8 thoughts on “Teaching the Phenomenology of Spirit

  1. I think looking at the Preface later is a good idea, but I wouldn’t want to skip it entirely: too much is going on there to just omit it. Reading it last is probably fine; that’s when it was written anyway. “Religion” I think is probably a fine section to trim for time, given its size. I don’t see why you’d cut out “Absolute Knowledge”, though; even if you don’t want to spend much time talking about it, it’s short and not terribly difficult (as far as PhG goes).

    Are you using the Pinkard translation? I like it quite a bit more than the Miller, and the facing German is really convenient. (It’s a pity it’ll never get published, I’d love to have it in proper book form with decent binding etc.)

  2. The Cambridge Hegel translation series has had some serious editorial issues behind the scenes; to publish it, Pinkard would have to make revisions he thinks would introduce errors into the text. But he did the translation for Cambridge, so he can’t publish it otherwise. So it’s just hanging out on his webpage now.

    I’ve yet to find a passage that was clearer in di Giovanni than in Miller, and it has some unfortunate translation choices; the worst is rendering “Dasein” as “existence” rather than the standard “determinate being”. But it’s worth having for the editorial apparatus. I wouldn’t pay $60 for it, but I’ll pick it up once I find a (relatively) cheap copy somewhere.

    Using the Baillie translation is madness.

  3. Peter Dews’ (very very good 3rd-year) module on PhG at Essex left the Preface off the table completely and didn’t seem to suffer for it. Either that or putting it last meant in effect it wasn’t going to be touched by most of us taking the module. The reading was PhG alongside matching parts of Hyppolite and Pinkard’s Sociality of Reason. Not a party, but not a horror show either.

  4. Daniel: that was likely the attraction of using Baillie, plus it’s out of print, so I’m sure there’s some sort of cachet there as in, “All of the translations I read are out of print.”
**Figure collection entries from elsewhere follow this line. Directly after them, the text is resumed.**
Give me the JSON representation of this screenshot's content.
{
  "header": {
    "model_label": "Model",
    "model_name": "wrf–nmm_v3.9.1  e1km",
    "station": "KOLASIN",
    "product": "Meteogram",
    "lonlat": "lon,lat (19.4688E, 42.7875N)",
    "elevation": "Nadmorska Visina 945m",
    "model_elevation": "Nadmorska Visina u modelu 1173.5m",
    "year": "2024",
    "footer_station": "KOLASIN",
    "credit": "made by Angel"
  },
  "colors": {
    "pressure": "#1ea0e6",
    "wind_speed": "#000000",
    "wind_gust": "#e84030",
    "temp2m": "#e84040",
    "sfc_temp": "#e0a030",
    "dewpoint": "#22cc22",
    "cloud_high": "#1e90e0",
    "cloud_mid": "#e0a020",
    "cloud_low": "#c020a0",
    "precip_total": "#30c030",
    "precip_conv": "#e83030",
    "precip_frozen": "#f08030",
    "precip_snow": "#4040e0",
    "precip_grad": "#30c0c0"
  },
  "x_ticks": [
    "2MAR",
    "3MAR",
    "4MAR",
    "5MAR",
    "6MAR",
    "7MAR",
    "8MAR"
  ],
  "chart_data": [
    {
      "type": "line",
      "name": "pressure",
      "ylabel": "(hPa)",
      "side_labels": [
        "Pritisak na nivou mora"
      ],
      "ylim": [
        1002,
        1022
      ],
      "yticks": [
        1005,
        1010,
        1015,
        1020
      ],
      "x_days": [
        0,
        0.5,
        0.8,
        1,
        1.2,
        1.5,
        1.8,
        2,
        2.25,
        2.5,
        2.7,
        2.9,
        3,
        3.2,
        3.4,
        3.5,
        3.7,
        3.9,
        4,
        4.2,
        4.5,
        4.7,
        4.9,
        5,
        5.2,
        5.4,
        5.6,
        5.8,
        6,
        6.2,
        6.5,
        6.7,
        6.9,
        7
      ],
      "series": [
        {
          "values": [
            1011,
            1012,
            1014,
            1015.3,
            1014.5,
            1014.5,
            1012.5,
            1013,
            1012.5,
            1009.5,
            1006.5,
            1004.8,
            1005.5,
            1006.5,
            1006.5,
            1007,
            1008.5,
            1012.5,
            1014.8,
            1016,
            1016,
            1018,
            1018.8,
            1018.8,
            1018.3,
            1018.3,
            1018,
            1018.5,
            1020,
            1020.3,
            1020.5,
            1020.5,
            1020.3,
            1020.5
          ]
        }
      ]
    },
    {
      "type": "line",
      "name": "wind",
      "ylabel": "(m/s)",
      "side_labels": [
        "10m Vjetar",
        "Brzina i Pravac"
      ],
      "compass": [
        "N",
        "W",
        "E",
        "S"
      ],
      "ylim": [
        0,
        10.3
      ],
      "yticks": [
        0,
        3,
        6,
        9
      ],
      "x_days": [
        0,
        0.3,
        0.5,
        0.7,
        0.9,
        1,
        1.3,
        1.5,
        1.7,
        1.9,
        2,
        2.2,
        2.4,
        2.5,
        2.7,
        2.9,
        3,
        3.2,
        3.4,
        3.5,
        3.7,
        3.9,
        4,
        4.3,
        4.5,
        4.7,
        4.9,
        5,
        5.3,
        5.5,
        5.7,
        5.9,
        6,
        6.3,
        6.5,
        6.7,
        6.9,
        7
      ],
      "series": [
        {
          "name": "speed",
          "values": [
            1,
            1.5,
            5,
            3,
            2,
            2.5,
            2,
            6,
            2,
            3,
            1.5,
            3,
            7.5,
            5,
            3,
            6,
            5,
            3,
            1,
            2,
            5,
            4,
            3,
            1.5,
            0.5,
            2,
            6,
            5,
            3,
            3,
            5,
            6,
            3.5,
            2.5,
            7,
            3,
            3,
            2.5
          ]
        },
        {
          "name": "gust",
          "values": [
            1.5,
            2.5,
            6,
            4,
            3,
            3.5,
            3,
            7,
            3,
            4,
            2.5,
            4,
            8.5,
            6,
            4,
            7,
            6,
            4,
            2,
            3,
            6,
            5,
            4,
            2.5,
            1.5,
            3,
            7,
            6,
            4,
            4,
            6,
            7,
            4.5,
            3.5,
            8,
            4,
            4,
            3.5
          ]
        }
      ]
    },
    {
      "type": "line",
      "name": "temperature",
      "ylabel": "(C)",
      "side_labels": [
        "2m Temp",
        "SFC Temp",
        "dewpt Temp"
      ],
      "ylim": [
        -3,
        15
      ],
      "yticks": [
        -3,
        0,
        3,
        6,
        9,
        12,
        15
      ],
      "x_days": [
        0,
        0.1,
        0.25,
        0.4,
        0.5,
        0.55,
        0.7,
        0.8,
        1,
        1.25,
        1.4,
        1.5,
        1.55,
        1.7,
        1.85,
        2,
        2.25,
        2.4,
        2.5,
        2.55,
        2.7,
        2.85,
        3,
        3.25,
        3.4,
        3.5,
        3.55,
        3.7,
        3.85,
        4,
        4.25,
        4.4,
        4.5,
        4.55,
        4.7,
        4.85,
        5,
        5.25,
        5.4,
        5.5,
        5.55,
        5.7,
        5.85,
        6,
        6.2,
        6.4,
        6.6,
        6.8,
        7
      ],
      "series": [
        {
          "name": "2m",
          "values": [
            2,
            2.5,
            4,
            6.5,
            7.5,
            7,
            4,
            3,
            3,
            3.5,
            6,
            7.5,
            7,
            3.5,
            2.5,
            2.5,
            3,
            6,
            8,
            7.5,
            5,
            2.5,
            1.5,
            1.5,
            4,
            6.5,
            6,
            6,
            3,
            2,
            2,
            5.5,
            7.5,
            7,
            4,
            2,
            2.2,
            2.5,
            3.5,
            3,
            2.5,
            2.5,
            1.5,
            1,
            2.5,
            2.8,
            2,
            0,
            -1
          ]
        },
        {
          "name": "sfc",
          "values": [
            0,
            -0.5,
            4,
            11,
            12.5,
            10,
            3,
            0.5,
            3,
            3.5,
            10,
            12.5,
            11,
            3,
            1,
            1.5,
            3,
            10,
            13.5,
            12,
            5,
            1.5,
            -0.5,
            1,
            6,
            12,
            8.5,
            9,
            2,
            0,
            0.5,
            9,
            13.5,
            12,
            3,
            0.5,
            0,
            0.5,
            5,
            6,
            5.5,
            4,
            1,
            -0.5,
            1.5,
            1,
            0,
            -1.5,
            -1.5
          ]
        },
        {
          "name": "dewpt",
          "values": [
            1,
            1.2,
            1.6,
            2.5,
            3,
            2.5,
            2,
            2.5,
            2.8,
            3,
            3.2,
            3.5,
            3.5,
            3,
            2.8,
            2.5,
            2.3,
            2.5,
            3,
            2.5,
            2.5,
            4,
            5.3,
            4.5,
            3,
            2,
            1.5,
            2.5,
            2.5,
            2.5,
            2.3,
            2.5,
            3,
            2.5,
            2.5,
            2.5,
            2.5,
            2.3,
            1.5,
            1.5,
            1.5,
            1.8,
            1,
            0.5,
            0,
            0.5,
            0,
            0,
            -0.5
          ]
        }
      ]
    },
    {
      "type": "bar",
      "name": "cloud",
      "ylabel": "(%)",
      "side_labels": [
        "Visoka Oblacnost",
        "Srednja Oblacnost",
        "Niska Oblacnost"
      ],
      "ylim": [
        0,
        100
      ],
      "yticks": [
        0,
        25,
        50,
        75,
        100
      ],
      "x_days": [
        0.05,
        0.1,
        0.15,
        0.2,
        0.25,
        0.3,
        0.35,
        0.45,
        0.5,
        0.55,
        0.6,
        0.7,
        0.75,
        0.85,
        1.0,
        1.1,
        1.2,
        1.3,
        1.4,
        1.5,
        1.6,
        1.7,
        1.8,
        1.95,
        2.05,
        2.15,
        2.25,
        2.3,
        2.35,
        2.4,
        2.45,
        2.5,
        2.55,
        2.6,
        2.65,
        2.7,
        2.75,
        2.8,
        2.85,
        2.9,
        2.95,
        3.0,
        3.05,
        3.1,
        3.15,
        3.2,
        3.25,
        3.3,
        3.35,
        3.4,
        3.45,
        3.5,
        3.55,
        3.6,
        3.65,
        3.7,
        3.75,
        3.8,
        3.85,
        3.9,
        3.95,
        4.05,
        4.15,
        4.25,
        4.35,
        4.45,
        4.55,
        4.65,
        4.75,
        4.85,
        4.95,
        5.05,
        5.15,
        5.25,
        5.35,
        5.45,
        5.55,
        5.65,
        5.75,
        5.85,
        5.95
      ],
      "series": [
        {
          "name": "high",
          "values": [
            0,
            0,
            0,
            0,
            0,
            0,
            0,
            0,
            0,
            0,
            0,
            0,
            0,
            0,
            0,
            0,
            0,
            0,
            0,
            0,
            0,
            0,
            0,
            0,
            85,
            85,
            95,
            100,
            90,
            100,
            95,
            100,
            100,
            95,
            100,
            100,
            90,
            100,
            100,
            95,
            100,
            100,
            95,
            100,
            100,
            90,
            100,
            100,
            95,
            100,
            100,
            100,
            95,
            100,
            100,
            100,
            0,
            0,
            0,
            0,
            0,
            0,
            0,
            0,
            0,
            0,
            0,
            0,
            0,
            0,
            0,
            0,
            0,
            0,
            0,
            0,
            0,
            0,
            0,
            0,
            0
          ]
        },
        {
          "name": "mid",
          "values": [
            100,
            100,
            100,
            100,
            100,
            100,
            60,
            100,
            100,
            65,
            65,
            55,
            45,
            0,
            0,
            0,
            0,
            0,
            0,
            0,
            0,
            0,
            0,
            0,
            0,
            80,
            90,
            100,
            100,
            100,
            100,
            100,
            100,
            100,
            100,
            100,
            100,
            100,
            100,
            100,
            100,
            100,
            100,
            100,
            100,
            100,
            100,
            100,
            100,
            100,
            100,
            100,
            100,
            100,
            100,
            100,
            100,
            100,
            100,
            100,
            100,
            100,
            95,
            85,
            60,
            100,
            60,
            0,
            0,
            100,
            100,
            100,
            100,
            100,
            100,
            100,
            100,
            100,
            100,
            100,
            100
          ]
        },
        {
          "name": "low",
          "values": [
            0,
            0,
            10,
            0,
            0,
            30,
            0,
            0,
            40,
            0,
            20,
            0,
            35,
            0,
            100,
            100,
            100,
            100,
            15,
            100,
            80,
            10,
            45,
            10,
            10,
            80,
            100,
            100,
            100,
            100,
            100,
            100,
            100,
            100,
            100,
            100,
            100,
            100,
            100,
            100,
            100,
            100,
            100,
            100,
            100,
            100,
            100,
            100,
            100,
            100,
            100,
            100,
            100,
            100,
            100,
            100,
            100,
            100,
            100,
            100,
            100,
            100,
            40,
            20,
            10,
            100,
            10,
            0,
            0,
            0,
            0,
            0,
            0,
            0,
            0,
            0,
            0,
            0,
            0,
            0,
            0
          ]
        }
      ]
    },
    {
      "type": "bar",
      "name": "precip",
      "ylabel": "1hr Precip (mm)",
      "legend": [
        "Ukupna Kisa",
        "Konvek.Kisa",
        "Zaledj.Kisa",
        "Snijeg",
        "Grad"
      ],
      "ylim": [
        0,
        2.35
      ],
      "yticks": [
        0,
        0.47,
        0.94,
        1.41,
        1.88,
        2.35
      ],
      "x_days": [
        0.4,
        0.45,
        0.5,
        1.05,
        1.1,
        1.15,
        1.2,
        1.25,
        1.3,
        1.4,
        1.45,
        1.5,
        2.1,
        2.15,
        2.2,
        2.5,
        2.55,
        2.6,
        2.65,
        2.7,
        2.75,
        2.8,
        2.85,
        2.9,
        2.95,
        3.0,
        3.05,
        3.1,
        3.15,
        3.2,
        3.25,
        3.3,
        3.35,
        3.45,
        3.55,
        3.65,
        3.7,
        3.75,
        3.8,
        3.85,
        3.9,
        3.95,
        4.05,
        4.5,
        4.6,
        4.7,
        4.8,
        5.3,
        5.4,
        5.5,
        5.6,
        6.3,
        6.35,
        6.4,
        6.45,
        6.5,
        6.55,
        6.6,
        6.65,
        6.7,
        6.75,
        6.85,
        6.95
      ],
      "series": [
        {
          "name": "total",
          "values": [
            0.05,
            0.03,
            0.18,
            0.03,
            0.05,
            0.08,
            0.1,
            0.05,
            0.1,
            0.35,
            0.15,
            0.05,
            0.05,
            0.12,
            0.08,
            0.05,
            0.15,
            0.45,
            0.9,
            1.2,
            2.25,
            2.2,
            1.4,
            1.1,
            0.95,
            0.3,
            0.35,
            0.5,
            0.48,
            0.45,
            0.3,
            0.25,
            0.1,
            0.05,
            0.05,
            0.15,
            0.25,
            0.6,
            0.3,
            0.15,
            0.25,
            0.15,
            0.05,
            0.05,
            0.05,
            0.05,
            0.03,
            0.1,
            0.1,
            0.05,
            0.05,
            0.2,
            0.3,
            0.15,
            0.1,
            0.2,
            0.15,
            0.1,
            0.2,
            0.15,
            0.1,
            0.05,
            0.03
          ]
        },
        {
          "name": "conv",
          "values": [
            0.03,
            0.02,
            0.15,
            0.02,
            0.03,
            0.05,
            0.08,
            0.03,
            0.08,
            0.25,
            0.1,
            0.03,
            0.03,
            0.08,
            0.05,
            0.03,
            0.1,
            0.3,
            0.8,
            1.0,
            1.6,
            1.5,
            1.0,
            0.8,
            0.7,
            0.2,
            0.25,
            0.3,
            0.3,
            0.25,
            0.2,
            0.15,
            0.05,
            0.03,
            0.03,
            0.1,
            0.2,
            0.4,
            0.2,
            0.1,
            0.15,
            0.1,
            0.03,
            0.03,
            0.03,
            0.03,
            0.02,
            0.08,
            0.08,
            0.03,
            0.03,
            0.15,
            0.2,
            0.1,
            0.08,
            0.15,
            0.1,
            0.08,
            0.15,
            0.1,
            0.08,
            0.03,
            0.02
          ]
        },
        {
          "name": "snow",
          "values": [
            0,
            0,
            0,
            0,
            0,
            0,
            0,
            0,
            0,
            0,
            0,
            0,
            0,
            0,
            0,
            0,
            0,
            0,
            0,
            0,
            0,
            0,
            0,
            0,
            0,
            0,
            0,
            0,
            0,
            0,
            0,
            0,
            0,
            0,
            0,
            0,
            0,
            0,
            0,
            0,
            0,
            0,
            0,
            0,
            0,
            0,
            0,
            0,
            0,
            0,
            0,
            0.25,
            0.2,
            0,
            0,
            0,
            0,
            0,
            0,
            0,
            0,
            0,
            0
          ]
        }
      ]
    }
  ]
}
  5. The only time I’ve seen a writer quoting from the Bailie translation, he also referred to Hegel as “Georg Hegel” throughout. Between those two, I’ve sworn off reading anything from Ashgate Publishing. A publisher that allows *both* of those errors is a publisher I don’t trust with my time. (Not even his mother called him “Georg”; to her he was “Wilhelm”. To his wife he was “Professor Hegel”.)